In Pete's case, he didn't have the money to fix the roof but knew how ...  even though he also knows he's too old ... and it's far easier to climb ladders when you're young but gets harder the older  you grow ... and fooling himself to believe he's still young ... he makes his way to the roof ... reaches for something just out of reach and ... falls off his house.

It's the "Why" questions adding to the pain.

Don't get me wrong, Pete's crazy as a loon ... but damn the man's got a great heart ... does things for people other's don't give a shit about ... gives money he doesn't have because it's the right thing to do ... spends hours listening to them bitch about things gone wrong ... and taking them shark fishing on his dime when he can't figure out how else to ease their pain.

And he's rewarded with a broken back trying to save money he doesn't have.

Why?

Why is God so damn silent when the tough questions come?

The honest answer is, "I don't know."

I wish to God I did but I don't.

It pisses me off.

God doesn't seem to care.

And now ... I don't have an answer though there is an end to the story.

I was on the plane Pete and Trish took when they left the country ... Tybee ... the debt ... the house they left to to Rene ... the creditors ... the craziness ... the broken things.

Trish sat in First Class with a dog wearing a yellow "Service Dog" jacket though it's just the little Terrier she's carried with her forever.

Pete's on the last row seated directly in front of the bathrooms.

Both are wearing special badges proclaiming, "American Ambassador Special Needs."

Sitting in the middle of the plane, Trish sends me a Vonka Tonic.

Pete talks loudly from the rear drowning out the instructions on how to buckle a safety belt.

Disembarking in Atlanta, we huddle at the Gate, hugging as I ask, "Where are y'all going?"

"Mexico" they smile.

"How long?" I wonder.

"We're never coming back," Pete says ... "We'd be arrested."

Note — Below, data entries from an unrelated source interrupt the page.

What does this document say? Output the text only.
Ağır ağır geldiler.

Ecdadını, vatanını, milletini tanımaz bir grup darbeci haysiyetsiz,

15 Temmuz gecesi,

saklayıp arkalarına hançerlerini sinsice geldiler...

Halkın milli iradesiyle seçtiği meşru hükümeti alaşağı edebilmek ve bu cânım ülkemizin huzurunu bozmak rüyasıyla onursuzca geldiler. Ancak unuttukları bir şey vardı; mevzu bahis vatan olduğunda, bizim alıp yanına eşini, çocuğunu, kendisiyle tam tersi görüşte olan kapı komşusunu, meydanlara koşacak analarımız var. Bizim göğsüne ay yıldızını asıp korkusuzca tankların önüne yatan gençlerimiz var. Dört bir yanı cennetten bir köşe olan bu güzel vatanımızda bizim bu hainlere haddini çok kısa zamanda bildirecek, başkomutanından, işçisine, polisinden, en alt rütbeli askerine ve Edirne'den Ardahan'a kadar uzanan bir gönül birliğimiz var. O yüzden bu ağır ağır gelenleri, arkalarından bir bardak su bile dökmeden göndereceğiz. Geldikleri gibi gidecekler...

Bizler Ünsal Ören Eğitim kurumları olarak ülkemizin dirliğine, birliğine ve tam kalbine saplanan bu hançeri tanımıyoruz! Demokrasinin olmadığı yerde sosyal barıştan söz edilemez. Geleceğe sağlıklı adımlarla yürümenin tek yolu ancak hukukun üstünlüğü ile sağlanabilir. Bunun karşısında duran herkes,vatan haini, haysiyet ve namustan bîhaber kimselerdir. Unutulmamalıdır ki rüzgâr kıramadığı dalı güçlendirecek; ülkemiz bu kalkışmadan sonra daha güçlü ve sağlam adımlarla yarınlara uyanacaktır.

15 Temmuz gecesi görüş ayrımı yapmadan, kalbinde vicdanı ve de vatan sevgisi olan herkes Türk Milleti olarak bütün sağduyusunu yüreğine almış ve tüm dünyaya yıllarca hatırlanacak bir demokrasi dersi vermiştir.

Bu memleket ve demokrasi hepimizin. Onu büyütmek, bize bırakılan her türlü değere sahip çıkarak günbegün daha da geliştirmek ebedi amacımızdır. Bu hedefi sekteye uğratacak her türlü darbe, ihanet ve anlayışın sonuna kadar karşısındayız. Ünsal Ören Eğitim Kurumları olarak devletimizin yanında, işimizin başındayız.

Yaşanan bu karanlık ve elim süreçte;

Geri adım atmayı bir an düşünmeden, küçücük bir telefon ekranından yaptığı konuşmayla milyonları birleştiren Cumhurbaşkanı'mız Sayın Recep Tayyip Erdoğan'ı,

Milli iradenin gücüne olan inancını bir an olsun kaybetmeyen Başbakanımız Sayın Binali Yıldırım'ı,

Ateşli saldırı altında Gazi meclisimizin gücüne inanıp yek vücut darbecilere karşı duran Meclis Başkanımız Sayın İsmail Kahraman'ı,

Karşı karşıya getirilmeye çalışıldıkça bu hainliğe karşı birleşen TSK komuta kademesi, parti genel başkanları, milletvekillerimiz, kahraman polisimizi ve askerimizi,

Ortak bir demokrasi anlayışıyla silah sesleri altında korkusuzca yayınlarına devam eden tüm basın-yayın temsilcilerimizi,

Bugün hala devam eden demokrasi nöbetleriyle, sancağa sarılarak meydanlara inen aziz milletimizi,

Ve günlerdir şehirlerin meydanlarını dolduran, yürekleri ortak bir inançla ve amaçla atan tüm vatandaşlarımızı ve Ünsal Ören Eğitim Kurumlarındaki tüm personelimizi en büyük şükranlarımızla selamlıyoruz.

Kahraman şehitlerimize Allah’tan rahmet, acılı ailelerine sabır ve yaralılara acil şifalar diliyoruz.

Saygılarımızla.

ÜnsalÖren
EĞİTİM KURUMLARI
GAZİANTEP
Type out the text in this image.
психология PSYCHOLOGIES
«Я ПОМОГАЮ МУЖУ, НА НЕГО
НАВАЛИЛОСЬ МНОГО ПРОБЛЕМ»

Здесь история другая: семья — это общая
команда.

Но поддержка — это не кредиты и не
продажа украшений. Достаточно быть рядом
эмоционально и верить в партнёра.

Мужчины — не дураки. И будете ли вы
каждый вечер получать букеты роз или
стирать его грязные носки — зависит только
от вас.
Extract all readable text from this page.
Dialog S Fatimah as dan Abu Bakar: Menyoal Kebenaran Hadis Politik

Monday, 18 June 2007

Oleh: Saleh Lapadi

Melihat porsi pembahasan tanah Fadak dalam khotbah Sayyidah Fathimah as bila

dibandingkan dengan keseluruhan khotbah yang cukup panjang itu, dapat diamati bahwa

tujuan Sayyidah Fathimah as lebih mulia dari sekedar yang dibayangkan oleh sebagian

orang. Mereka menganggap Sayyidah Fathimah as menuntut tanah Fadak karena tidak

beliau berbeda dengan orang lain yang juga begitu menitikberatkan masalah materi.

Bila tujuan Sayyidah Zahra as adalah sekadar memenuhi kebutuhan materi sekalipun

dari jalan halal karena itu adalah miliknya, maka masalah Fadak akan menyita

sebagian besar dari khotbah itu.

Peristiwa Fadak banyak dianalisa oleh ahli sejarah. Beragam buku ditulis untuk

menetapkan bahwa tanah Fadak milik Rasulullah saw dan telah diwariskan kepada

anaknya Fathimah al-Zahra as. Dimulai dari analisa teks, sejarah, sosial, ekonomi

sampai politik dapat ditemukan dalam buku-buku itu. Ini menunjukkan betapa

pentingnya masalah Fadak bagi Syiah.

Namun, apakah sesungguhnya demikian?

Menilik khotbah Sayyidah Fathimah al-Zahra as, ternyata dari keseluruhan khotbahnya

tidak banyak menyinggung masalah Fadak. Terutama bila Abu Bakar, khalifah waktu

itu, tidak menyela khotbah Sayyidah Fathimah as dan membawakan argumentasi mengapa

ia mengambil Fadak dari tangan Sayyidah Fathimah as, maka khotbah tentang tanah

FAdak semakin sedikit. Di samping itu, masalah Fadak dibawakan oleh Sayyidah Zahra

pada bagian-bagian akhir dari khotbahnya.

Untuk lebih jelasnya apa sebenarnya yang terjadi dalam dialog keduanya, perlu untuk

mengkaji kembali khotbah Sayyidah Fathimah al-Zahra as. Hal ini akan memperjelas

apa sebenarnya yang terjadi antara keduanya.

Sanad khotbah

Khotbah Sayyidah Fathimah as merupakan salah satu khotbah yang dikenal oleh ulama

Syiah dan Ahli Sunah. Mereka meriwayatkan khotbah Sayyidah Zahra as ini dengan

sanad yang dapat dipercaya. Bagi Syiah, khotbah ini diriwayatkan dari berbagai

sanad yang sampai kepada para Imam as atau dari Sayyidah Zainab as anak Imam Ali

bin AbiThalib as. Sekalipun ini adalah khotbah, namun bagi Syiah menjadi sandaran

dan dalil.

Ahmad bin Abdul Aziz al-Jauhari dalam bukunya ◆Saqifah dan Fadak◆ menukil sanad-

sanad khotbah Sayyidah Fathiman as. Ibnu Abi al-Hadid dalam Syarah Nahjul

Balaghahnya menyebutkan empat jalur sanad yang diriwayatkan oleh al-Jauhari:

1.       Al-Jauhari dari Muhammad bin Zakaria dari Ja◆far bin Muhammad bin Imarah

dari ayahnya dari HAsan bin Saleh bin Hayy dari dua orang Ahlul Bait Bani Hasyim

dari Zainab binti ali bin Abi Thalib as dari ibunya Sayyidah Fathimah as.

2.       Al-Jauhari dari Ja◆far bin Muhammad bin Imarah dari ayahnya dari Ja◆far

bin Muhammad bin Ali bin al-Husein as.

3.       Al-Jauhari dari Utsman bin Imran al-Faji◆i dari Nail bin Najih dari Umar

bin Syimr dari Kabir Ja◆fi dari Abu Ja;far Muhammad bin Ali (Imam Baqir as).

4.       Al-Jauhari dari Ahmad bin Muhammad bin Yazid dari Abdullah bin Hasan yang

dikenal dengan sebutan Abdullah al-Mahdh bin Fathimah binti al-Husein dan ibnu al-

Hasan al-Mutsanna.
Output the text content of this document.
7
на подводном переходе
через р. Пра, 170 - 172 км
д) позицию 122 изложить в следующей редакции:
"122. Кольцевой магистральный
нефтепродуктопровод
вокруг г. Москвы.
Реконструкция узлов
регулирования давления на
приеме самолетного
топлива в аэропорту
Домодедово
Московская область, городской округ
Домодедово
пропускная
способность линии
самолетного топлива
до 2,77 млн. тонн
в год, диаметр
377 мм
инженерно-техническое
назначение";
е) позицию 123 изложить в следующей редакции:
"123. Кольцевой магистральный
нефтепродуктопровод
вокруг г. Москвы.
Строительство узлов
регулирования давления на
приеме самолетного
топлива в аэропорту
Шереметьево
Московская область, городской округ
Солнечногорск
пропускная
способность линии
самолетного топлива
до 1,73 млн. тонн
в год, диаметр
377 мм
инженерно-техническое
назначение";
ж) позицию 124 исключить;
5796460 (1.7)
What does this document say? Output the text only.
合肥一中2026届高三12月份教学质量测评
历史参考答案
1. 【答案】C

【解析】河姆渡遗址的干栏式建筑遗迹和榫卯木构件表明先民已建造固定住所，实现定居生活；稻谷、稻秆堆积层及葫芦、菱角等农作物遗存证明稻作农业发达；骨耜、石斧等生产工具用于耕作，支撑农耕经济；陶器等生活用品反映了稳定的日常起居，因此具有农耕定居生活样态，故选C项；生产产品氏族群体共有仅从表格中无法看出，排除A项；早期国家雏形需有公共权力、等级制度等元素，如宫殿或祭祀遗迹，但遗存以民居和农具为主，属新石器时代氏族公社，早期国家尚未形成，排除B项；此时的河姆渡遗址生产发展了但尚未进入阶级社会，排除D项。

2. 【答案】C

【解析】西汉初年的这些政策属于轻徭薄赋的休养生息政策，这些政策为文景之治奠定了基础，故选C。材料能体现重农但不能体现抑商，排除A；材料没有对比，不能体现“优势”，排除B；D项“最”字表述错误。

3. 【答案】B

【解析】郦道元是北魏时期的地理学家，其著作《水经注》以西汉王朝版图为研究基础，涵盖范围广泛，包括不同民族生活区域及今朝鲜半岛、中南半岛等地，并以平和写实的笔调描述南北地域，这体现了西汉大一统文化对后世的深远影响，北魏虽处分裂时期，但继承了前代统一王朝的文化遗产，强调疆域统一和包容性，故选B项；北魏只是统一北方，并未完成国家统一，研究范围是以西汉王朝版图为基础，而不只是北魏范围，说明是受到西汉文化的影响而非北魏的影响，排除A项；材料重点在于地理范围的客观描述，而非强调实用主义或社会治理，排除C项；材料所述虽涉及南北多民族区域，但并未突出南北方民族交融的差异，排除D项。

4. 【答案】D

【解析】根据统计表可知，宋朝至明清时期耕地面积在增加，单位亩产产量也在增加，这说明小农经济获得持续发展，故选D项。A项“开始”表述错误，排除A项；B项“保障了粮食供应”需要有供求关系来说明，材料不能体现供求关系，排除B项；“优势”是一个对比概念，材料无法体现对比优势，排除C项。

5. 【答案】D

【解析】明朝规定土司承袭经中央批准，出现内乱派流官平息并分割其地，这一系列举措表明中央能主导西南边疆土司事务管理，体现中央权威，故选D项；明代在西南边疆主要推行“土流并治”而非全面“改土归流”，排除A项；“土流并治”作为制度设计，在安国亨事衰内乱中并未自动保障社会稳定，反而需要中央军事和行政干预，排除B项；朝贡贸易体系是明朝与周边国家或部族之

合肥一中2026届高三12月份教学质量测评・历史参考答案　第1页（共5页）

Without knowing ... somehow I know that.

So we hug again ... and kiss ... and when Pete loudly kisses me in the middle of a crowded Atlanta Airport .... it isn't pretty .. and that's the last time I've seen them.

Though it isn't the last time we've talked ... keeping up with each other on Face Book.

I have no idea how they're financing it but ... damn there they are ... in a land with no Winter!

Trish paints.

Pete takes long walks up a mountain to visit a Shaman.

Rene visits often.

They've never returned to the United States.

I've known lots of unlucky people in my life.

Most are dead.

I'm glad I'm not one of them.

I've experienced ... no I am experiencing way too much ... unlucky stuff in my life ... but here I am ... for another day anyway ... telling you a true story about some people I love ... who've gotten through it somehow ... though I'm certain it's not as easy as it seems for them ... it's certainly not for Sarah and me.

I'm sure a fair number of you are feeling pretty unlucky about something or another ... wondering how you're managing to be here ... when reason says there's no way in Hell you can continue.

But you have.

And you do.

"Trust in the Lord with all your heart and lean not upon your own understanding," the Proverbs counsel (3:5).

Leaning not upon my own understanding is easy enough because I don't understand any of this.

Trusting in the Lord with all my heart would be a lot easier if God wasn't so Goddamned quiet ... but She is ... so it's all about the trusting.

So I trust.

I don't know why I do ... but I do.

And I'm banking on the day when Sarah and I stand there holding our tickets ... and she's in First Class as she should be ... and I'm in the back in front of the rest rooms cause I gotta go all the time anyway ... and the Announcers voice sounds strangely like what we believe God sounds like says, "Boarding Now."